Kagro analogized to the distinction between courts of equity and courts at law:
What the RBC did today, it did sitting as a court of equity. But the RBC does not, ordinarily, have jurisdiction to sit as a court of equity. It sits, to complete the analogy, as a court of law.
Why that analogy and the argument fail, below.
The analogy fails because even in a court of law equitable principles apply. Clinton agreed prior to the MI election that the MI vote would not count and Obama changed his position (removing his name from the ballot) in reliance on that agreement. Even in a court of law, Clinton was "estopped" from claiming any delegates from MI. She would receive absolutely no delegates.

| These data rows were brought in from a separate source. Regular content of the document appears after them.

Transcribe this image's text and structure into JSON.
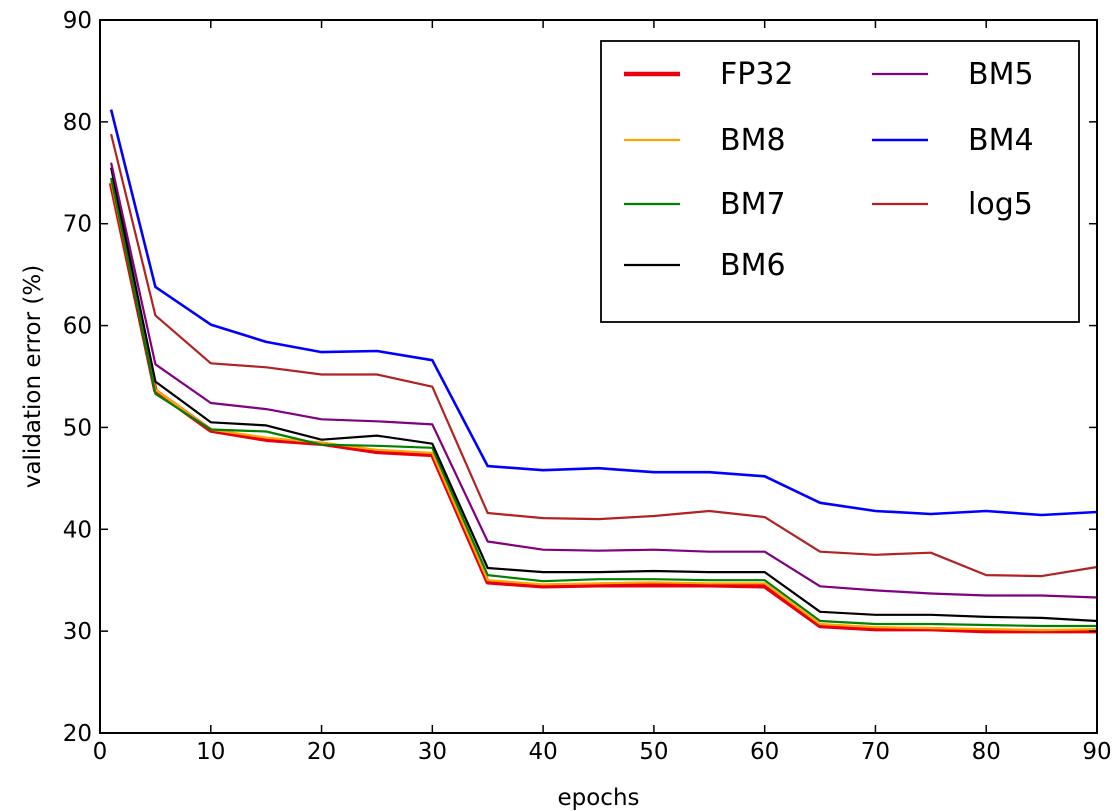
{
  "chart_data": {
    "type": "line",
    "title": "",
    "xlabel": "epochs",
    "ylabel": "validation error (%)",
    "xlim": [
      0,
      90
    ],
    "ylim": [
      20,
      90
    ],
    "xticks": [
      0,
      10,
      20,
      30,
      40,
      50,
      60,
      70,
      80,
      90
    ],
    "yticks": [
      20,
      30,
      40,
      50,
      60,
      70,
      80,
      90
    ],
    "grid": false,
    "legend_position": "top-right",
    "legend_columns": 2,
    "x": [
      1,
      5,
      10,
      15,
      20,
      25,
      30,
      35,
      40,
      45,
      50,
      55,
      60,
      65,
      70,
      75,
      80,
      85,
      90
    ],
    "series": [
      {
        "name": "FP32",
        "color": "#e8000b",
        "line_width": 4.5,
        "values": [
          74,
          53.6,
          49.7,
          48.8,
          48.4,
          47.6,
          47.3,
          34.8,
          34.4,
          34.5,
          34.5,
          34.5,
          34.4,
          30.5,
          30.2,
          30.2,
          30.0,
          30.0,
          30.0
        ]
      },
      {
        "name": "BM8",
        "color": "#ffa500",
        "line_width": 2.2,
        "values": [
          74.2,
          53.7,
          49.8,
          49.0,
          48.5,
          47.8,
          47.5,
          35.0,
          34.6,
          34.7,
          34.8,
          34.7,
          34.7,
          30.7,
          30.4,
          30.3,
          30.2,
          30.1,
          30.2
        ]
      },
      {
        "name": "BM7",
        "color": "#008000",
        "line_width": 2.2,
        "values": [
          74.5,
          53.3,
          49.8,
          49.6,
          48.3,
          48.2,
          48.0,
          35.5,
          34.9,
          35.1,
          35.1,
          35.0,
          35.0,
          31.0,
          30.7,
          30.7,
          30.6,
          30.5,
          30.5
        ]
      },
      {
        "name": "BM6",
        "color": "#000000",
        "line_width": 2.2,
        "values": [
          75.5,
          54.5,
          50.5,
          50.2,
          48.8,
          49.2,
          48.4,
          36.2,
          35.8,
          35.8,
          35.9,
          35.8,
          35.8,
          31.9,
          31.6,
          31.6,
          31.4,
          31.3,
          31.0
        ]
      },
      {
        "name": "BM5",
        "color": "#800080",
        "line_width": 2.2,
        "values": [
          76.0,
          56.2,
          52.4,
          51.8,
          50.8,
          50.6,
          50.3,
          38.8,
          38.0,
          37.9,
          38.0,
          37.8,
          37.8,
          34.4,
          34.0,
          33.7,
          33.5,
          33.5,
          33.3
        ]
      },
      {
        "name": "BM4",
        "color": "#0000ff",
        "line_width": 2.6,
        "values": [
          81.2,
          63.8,
          60.1,
          58.4,
          57.4,
          57.5,
          56.6,
          46.2,
          45.8,
          46.0,
          45.6,
          45.6,
          45.2,
          42.6,
          41.8,
          41.5,
          41.8,
          41.4,
          41.7
        ]
      },
      {
        "name": "log5",
        "color": "#b22222",
        "line_width": 2.2,
        "values": [
          78.8,
          61.0,
          56.3,
          55.9,
          55.2,
          55.2,
          54.0,
          41.6,
          41.1,
          41.0,
          41.3,
          41.8,
          41.2,
          37.8,
          37.5,
          37.7,
          35.5,
          35.4,
          36.3
        ]
      }
    ]
  }
}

But, of course, we are not talking about courts of law or equity. This is a political decision. And while that decision is supposed to be decided within the rules, again, under the rules, Clinton and Obama were to receive no MI delegates. Whatever the authority of the committee, Clinton was not entitled to a single delegate.
The MI votes Clinton received were no more legitimately hers than were the uncommitted votes Obama received. Just as bedrock as the principle that "a vote has to be counted as what is was" is the principle that the election has to be within the rules. The election was illegitimate because it violated the rules as to its date and under those rules the election was not to be a basis for awarding delegates. It is also bedrock that the ballot must be accurate. A ballot is inaccurate when it does not contain all of the candidates names.
It is as wrong to assume that those who cast a vote for Hillary would have voted for her if Obama's name had been on the ballot as it is to assume that those who voted "uncommitted" would have voted for Obama had his name been there. We will never know.
So while under the rules Obama may be entitled to no delegates, neither was Hillary. The fact that they both ended up with delegates is again recognition of the fact that this is a political, not legal, decision.
Someone, like Clinton, who seeks to benefit from a violation of the rules and was entitled to no relief is in no position to complain through surrogates about an award which gave her more relief than she was entitled to and more relief than her opponent.
The Committee made the correct political decision.